Unfortunately, she couldn’t tell from reading the face sheets of these cases.
But then, at the end of the file was a list of names with no explanation. Some were listed as witnesses on the cases she’d just read, others not listed at all. Curious, she wrote the names down on a sheet of yellow legal paper, tore it from the pad, then set it by her purse, wondering how to research this without using the Internet or her work computers.
A knock at her door startled her, and she glanced out the peephole to see Scotty and two other FBI agents she recognized as working for Pearson standing beside him.
She opened the door, noticed the tense expression on Scotty’s face. “What’s going on?” she asked him.
“Pearson needs you down at the office.”
Her heart started a slow thud. She knew what for, and she was acutely aware of the laptop sitting behind her, along with the flash drive connected to it. Scotty’s flash drive. No wonder he looked upset. “Why?”
“Is it okay if we come in?”
Sydney didn’t move. “For what?”
Scotty took a deep breath. “Permissive search for the list of numbers you recovered from Mexico.”
She told herself to remain calm. “I can save you the trouble of searching. They’re locked in my desk drawer in my office at Quantico. Have at it.”
“Pearson would like to search your apartment, as well.”
“Do I need an attorney?”
He looked her right in the eye and lowered his voice. “You know I’d tell you if you did. It’s . . . more a matter of national security. And your safety. Pearson will explain when we get to his office. He’s asked that I escort you.”

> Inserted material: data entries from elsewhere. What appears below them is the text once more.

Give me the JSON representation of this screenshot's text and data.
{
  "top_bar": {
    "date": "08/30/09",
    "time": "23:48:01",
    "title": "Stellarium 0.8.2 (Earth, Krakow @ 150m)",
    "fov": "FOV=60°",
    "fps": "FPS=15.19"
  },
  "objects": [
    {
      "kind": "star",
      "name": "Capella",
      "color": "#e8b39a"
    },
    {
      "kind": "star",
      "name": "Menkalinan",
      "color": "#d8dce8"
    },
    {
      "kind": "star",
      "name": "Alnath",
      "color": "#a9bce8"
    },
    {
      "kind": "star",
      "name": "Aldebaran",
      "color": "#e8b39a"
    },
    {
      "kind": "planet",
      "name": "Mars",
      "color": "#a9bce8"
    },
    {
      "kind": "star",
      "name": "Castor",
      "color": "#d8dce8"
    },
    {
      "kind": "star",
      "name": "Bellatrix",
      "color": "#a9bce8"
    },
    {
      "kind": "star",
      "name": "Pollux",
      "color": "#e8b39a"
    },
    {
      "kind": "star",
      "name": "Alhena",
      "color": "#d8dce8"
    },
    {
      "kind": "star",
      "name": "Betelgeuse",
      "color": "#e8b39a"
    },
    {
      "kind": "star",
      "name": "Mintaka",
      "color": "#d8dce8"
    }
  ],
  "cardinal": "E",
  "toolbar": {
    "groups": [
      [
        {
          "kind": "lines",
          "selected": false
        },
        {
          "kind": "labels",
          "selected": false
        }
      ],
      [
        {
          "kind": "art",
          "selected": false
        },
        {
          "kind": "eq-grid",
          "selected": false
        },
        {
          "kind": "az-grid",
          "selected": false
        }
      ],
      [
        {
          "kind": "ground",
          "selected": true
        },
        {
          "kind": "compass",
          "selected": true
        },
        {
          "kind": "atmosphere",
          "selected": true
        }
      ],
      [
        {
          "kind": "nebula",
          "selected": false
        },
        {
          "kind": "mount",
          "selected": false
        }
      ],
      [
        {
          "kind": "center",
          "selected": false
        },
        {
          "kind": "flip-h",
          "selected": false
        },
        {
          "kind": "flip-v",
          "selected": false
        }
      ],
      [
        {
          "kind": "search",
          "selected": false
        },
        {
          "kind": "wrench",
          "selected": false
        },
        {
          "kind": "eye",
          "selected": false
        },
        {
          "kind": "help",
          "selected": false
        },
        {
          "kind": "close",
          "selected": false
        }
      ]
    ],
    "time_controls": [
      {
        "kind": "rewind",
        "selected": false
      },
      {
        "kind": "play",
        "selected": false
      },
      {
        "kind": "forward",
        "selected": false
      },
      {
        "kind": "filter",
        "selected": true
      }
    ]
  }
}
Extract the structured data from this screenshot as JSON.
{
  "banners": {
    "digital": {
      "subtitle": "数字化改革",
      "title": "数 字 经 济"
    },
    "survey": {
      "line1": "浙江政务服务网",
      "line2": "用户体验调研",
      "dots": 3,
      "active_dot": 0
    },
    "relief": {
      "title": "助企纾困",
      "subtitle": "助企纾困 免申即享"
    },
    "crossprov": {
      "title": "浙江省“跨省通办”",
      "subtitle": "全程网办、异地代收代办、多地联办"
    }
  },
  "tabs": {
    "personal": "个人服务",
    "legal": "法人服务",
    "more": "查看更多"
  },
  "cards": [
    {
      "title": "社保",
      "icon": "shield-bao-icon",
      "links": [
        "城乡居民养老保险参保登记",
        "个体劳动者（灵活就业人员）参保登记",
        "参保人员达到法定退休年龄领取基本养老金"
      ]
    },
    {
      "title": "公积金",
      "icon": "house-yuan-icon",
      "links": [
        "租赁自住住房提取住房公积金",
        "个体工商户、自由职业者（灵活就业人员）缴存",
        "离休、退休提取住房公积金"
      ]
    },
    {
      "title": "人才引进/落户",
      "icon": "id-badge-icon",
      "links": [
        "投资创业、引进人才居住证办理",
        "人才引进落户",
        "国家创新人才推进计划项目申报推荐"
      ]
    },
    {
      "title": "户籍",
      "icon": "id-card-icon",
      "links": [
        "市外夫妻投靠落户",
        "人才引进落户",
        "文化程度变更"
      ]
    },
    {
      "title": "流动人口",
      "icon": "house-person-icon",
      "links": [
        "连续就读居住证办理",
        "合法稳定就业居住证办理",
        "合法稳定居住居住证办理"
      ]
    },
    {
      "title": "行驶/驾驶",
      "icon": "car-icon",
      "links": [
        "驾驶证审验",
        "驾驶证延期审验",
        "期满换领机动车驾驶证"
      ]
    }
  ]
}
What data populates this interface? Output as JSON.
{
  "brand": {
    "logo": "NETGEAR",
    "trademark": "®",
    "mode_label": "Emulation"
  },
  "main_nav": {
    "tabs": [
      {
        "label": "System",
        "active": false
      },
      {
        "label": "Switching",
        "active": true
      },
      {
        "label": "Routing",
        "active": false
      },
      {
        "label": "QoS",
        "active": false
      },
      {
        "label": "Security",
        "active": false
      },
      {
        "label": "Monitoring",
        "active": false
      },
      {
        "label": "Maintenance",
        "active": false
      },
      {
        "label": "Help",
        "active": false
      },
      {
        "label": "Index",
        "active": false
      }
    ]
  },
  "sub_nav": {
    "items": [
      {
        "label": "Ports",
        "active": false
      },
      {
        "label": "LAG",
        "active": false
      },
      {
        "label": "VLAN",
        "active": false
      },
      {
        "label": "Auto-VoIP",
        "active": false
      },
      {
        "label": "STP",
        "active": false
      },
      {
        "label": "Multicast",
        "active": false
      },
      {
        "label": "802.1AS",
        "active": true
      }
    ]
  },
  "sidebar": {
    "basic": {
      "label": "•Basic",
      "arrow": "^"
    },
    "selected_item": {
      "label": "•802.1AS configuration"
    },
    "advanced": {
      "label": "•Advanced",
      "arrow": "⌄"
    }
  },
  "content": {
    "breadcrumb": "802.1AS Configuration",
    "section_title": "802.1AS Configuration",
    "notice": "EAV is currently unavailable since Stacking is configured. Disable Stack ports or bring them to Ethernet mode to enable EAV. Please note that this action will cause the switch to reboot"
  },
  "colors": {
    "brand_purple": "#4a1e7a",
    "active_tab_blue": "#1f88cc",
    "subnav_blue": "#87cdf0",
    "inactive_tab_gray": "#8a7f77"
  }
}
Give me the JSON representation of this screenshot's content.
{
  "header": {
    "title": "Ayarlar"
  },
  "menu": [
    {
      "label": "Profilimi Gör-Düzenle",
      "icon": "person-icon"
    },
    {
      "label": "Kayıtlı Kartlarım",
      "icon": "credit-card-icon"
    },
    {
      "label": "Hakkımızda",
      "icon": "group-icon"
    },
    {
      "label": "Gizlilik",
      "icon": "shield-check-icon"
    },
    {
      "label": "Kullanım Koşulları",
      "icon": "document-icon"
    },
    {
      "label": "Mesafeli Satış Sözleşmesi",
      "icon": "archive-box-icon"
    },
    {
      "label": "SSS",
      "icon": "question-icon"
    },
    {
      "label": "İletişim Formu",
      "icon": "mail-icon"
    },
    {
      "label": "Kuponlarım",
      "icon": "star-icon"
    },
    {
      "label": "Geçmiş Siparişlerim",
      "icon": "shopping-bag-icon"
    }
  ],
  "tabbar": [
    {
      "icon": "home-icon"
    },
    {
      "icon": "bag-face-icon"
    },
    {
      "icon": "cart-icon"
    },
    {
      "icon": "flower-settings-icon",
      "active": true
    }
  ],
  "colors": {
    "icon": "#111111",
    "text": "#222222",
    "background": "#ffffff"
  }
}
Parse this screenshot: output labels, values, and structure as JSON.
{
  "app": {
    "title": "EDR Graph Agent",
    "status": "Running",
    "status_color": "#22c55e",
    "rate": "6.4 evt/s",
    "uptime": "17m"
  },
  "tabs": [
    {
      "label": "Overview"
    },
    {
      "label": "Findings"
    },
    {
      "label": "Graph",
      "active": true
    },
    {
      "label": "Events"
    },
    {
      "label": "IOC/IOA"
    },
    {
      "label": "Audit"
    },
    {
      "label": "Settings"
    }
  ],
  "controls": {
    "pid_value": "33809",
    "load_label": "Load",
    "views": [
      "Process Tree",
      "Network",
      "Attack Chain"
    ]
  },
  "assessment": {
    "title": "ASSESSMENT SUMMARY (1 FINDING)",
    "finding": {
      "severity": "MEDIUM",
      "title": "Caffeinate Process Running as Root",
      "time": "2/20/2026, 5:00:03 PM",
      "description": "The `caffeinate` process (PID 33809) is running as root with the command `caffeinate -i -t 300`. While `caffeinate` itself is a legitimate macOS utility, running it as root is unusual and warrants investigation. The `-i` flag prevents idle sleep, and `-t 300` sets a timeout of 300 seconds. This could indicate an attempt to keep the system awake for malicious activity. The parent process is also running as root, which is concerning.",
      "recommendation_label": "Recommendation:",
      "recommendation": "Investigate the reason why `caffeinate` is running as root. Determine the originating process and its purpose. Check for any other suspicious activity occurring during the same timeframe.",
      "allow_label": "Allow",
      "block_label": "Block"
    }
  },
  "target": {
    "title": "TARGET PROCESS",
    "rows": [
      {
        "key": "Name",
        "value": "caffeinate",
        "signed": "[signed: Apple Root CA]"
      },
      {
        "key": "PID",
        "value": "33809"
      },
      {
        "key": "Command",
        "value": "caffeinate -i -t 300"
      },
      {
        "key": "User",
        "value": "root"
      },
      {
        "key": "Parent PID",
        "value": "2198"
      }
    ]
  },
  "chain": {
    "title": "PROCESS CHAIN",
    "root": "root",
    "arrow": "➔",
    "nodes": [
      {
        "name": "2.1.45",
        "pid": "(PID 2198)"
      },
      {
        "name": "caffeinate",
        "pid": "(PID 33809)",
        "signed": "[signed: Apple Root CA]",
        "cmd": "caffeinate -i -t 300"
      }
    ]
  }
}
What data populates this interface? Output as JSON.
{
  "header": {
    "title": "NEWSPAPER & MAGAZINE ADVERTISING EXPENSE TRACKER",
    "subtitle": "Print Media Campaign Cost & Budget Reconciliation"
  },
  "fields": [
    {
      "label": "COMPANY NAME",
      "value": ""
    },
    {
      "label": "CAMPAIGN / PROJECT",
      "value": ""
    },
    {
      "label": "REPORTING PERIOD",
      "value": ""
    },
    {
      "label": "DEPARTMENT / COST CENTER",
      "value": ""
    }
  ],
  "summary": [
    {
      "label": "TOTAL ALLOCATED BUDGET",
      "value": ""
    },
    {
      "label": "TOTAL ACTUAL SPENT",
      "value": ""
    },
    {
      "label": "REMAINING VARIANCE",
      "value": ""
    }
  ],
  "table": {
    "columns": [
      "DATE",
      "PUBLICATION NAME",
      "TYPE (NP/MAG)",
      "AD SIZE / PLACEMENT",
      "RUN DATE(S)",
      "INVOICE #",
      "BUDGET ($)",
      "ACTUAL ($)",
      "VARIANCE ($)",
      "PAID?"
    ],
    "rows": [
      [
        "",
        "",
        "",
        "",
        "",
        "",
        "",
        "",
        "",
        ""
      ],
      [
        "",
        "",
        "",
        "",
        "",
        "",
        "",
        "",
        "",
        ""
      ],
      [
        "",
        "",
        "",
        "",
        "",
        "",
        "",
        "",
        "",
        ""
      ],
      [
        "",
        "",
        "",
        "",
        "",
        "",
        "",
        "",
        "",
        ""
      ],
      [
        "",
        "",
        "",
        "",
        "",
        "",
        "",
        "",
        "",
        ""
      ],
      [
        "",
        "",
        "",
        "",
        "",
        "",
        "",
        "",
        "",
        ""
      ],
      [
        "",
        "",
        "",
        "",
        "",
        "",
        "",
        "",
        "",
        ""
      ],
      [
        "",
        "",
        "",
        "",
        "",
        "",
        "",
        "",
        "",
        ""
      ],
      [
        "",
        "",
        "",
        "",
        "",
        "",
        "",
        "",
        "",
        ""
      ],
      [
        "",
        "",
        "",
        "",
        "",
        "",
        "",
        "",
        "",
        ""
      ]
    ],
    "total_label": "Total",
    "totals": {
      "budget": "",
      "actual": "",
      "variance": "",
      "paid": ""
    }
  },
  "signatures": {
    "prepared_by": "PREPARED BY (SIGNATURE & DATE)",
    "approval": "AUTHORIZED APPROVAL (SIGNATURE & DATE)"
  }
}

Still she didn’t move. It wasn’t because she didn’t believe him. She knew Scotty enough to realize he wouldn’t lie about something that important. If he said they were searching as a precaution, she believed him. Her concern, at this point, was for the laptop with the files on it. Actually not the laptop, which could only be traced to her. If, however, they were to discover a flash drive in its port that might very well have Scotty’s fingerprints on it?
“Fine. Let me get my phone and my keys. I’ll drive myself. You can follow me.”
She turned around, knowing they’d be watching her like a hawk. She walked straight to the kitchen table, keeping her back to them, hoping she could palm the flash drive without them seeing.
“Don’t touch the computer,” one of them said.
“You need the flash drive?” She pulled it from the port, smeared her thumb and forefinger across it to smudge any prints, then held it out.
The dark-haired agent closest to her reached over, took it from her. She eyed the notes she’d made from the flash drive files, wondering if they’d take that, too. Maybe they wouldn’t connect it to the flash drive. Losing the laptop, she could handle. Losing the notes?
Unfortunately one of the investigators looked at it at the same time, then picked it up along with the laptop.
She wondered if her day could get any worse.